Les Angles : scandale autour de l’étape du Tour de France

Le passage du Tour de France aux Angles devait être une fête populaire. Il se transforme aujourd’hui en sujet de colère. Dans un courrier adressé au directeur du Tour de France, Christian Prudhomme, Antoine Martin, restaurateur du restaurant Chez Antoine, dénonce un comportement qu’il juge irrespectueux envers les commerçants locaux, déjà durement touchés par les conséquences des incendies qui frappent les Pyrénées-Orientales.

Personne ne conteste les circonstances exceptionnelles. L’immense incendie qui ravage le département impose une réorganisation de l’arrivée de la 3e étape et bouleverse une journée préparée depuis des mois. Mais, selon le restaurateur, le véritable problème ne se situe pas là.

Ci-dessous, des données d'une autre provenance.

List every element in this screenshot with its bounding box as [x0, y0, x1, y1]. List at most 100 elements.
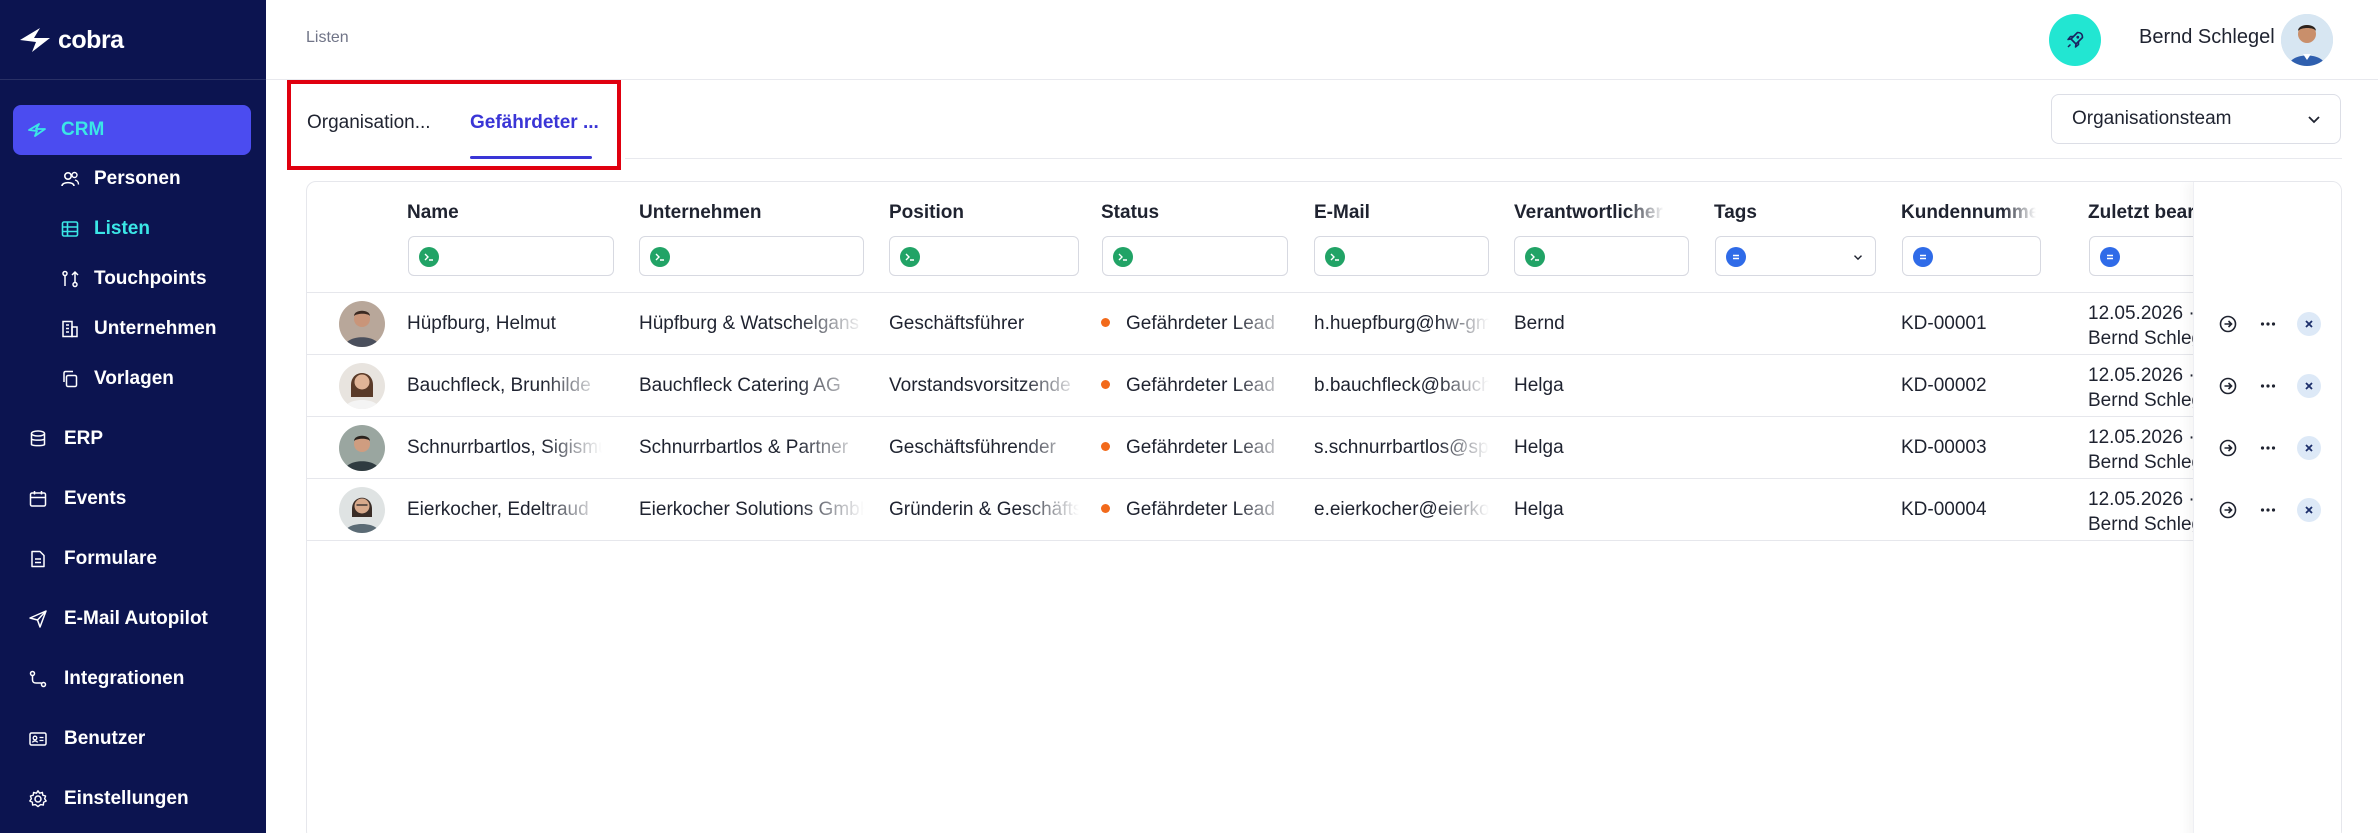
- contact-avatar: [339, 425, 385, 471]
- sidebar-item-label: Einstellungen: [64, 788, 189, 809]
- column-header-tags[interactable]: Tags: [1714, 202, 1874, 224]
- column-header-status[interactable]: Status: [1101, 202, 1291, 224]
- status-dot: [1101, 442, 1110, 451]
- sidebar-item-events[interactable]: Events: [28, 483, 126, 515]
- team-select-value: Organisationsteam: [2072, 108, 2232, 129]
- column-header-customer-no[interactable]: Kundennummer: [1901, 202, 2036, 224]
- filter-email[interactable]: [1314, 236, 1489, 276]
- filter-name[interactable]: [408, 236, 614, 276]
- calendar-icon: [28, 489, 48, 509]
- breadcrumb[interactable]: Listen: [306, 29, 349, 47]
- sidebar-item-label: CRM: [61, 119, 105, 140]
- team-select[interactable]: Organisationsteam: [2051, 94, 2341, 144]
- cell-customer-no: KD-00002: [1901, 375, 1987, 396]
- cell-email[interactable]: s.schnurrbartlos@sp.de: [1314, 437, 1489, 459]
- column-header-email[interactable]: E-Mail: [1314, 202, 1484, 224]
- open-row-button[interactable]: [2216, 312, 2240, 336]
- remove-row-button[interactable]: [2297, 374, 2321, 398]
- column-header-name[interactable]: Name: [407, 202, 607, 224]
- cell-email[interactable]: h.huepfburg@hw-gmbh.de: [1314, 313, 1489, 335]
- sidebar-item-crm[interactable]: CRM: [13, 105, 251, 155]
- more-options-button[interactable]: [2256, 436, 2280, 460]
- filter-owner[interactable]: [1514, 236, 1689, 276]
- cell-company: Schnurrbartlos & Partner: [639, 437, 849, 458]
- column-header-last-edited[interactable]: Zuletzt bearbeitet: [2088, 202, 2193, 224]
- chevron-down-icon: [1851, 250, 1865, 264]
- cell-name[interactable]: Schnurrbartlos, Sigismund: [407, 437, 602, 459]
- sidebar: cobra CRM Personen Listen Touchpoints Un…: [0, 0, 266, 833]
- edited-date: 12.05.2026 · 09:15: [2088, 365, 2193, 386]
- filter-customer-no[interactable]: [1902, 236, 2041, 276]
- status-dot: [1101, 504, 1110, 513]
- user-name[interactable]: Bernd Schlegel: [2139, 26, 2275, 49]
- column-header-position[interactable]: Position: [889, 202, 1079, 224]
- table-row[interactable]: Hüpfburg, Helmut Hüpfburg & Watschelgans…: [307, 293, 2341, 355]
- more-options-button[interactable]: [2256, 374, 2280, 398]
- sidebar-item-label: Vorlagen: [94, 368, 174, 389]
- cell-name[interactable]: Hüpfburg, Helmut: [407, 313, 607, 335]
- filter-company[interactable]: [639, 236, 864, 276]
- cell-name[interactable]: Bauchfleck, Brunhilde: [407, 375, 602, 397]
- cell-position: Vorstandsvorsitzende: [889, 375, 1071, 396]
- status-dot: [1101, 380, 1110, 389]
- sidebar-item-erp[interactable]: ERP: [28, 423, 103, 455]
- cell-email[interactable]: e.eierkocher@eierkocher.de: [1314, 499, 1489, 521]
- filter-position[interactable]: [889, 236, 1079, 276]
- tab-gefaehrdeter[interactable]: Gefährdeter ...: [470, 112, 599, 134]
- sidebar-item-integrationen[interactable]: Integrationen: [28, 663, 184, 695]
- status-text: Gefährdeter Lead: [1126, 499, 1275, 520]
- more-options-button[interactable]: [2256, 498, 2280, 522]
- sidebar-item-touchpoints[interactable]: Touchpoints: [60, 264, 207, 294]
- remove-row-button[interactable]: [2297, 498, 2321, 522]
- sidebar-item-listen[interactable]: Listen: [60, 214, 150, 244]
- copy-icon: [60, 369, 80, 389]
- more-options-button[interactable]: [2256, 312, 2280, 336]
- users-icon: [60, 169, 80, 189]
- more-dots-icon: [2258, 314, 2278, 334]
- table-row[interactable]: Bauchfleck, Brunhilde Bauchfleck Caterin…: [307, 355, 2341, 417]
- cell-last-edited: 12.05.2026 · 09:15 Bernd Schlegel: [2088, 363, 2193, 413]
- close-icon: [2303, 318, 2315, 330]
- close-icon: [2303, 504, 2315, 516]
- sidebar-item-personen[interactable]: Personen: [60, 164, 181, 194]
- sidebar-item-formulare[interactable]: Formulare: [28, 543, 157, 575]
- gear-icon: [28, 789, 48, 809]
- sidebar-item-email-autopilot[interactable]: E-Mail Autopilot: [28, 603, 208, 635]
- filter-status[interactable]: [1102, 236, 1288, 276]
- cell-email[interactable]: b.bauchfleck@bauchfleck.de: [1314, 375, 1489, 397]
- table-row[interactable]: Eierkocher, Edeltraud Eierkocher Solutio…: [307, 479, 2341, 541]
- cell-name[interactable]: Eierkocher, Edeltraud: [407, 499, 602, 521]
- sidebar-item-benutzer[interactable]: Benutzer: [28, 723, 145, 755]
- open-row-button[interactable]: [2216, 374, 2240, 398]
- sidebar-item-unternehmen[interactable]: Unternehmen: [60, 314, 216, 344]
- open-row-button[interactable]: [2216, 436, 2240, 460]
- remove-row-button[interactable]: [2297, 312, 2321, 336]
- contains-filter-icon: [1325, 247, 1345, 267]
- user-avatar[interactable]: [2281, 14, 2333, 66]
- cell-status: Gefährdeter Lead: [1101, 313, 1291, 335]
- filter-tags[interactable]: [1715, 236, 1876, 276]
- sidebar-item-label: Integrationen: [64, 668, 185, 689]
- open-row-button[interactable]: [2216, 498, 2240, 522]
- cell-position: Geschäftsführender: [889, 437, 1056, 458]
- edited-by: Bernd Schlegel: [2088, 452, 2193, 473]
- table-row[interactable]: Schnurrbartlos, Sigismund Schnurrbartlos…: [307, 417, 2341, 479]
- top-bar: Listen Bernd Schlegel: [266, 0, 2378, 80]
- cell-last-edited: 12.05.2026 · 09:15 Bernd Schlegel: [2088, 301, 2193, 351]
- contains-filter-icon: [1113, 247, 1133, 267]
- close-icon: [2303, 380, 2315, 392]
- app-logo[interactable]: cobra: [18, 24, 124, 56]
- remove-row-button[interactable]: [2297, 436, 2321, 460]
- sidebar-item-einstellungen[interactable]: Einstellungen: [28, 783, 189, 815]
- column-header-company[interactable]: Unternehmen: [639, 202, 859, 224]
- sidebar-item-label: E-Mail Autopilot: [64, 608, 208, 629]
- crm-icon: [27, 120, 47, 140]
- sidebar-item-vorlagen[interactable]: Vorlagen: [60, 364, 174, 394]
- logo-text: cobra: [58, 25, 124, 54]
- column-header-owner[interactable]: Verantwortlicher: [1514, 202, 1664, 224]
- contains-filter-icon: [650, 247, 670, 267]
- building-icon: [60, 319, 80, 339]
- tab-organisation[interactable]: Organisation...: [307, 112, 431, 134]
- rocket-button[interactable]: [2049, 14, 2101, 66]
- cell-company: Hüpfburg & Watschelgans: [639, 313, 860, 334]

Ce qu’il pointe du doigt, c’est l’attitude des invités institutionnels et des personnes accréditées. D’après son témoignage, plusieurs réservations effectuées dans les établissements de la station n’ont jamais été honorées… sans être annulées.

Une situation qui a des conséquences bien réelles pour les cafés, hôtels et restaurants. En conservant leurs réservations jusqu’au dernier moment sans prévenir, ces convives auraient empêché les professionnels de proposer ces places à d’autres clients. Résultat : des tables restent vides alors que la demande existe, et les établissements encaissent une perte financière sèche.

« Une simple annulation aurait permis de faire travailler les commerces locaux », résume en substance Antoine Martin, qui estime que ce manque de considération vient s’ajouter aux difficultés déjà rencontrées par les acteurs économiques du village.

Dans son courrier, il regrette également qu’aucun représentant de l’organisation ne soit venu rencontrer les commerçants après l’arrivée de l’étape pour témoigner de son soutien ou remercier la commune de son investissement. Un geste symbolique qui, selon lui, aurait permis d’apaiser une partie de la déception.

Les Angles avaient pourtant mis les moyens pour accueillir la Grande Boucle. La commune et ses partenaires avaient investi près de 140 000 euros pour faire de cette étape une vitrine du territoire. Un effort important pour une station de montagne qui comptait sur les retombées économiques de l’événement.

Pour les professionnels, l’amertume est donc double. D’abord parce que la fête a été assombrie par une catastrophe naturelle indépendante de toute volonté humaine. Ensuite parce que certaines pertes auraient pu être évitées grâce à un geste simple : prévenir de l’annulation des réservations.

Dans les Pyrénées-Orientales, où les commerces vivent au rythme des saisons et des grands événements, une réservation non honorée n’est jamais anodine. Elle représente une opportunité perdue, un chiffre d’affaires envolé et, parfois, une journée de travail qui ne se rattrape pas.

Une leçon que les professionnels espèrent voir entendue : lorsque les circonstances obligent à changer les plans, quelques secondes pour annuler une réservation peuvent faire toute la différence pour ceux qui vivent de leur activité.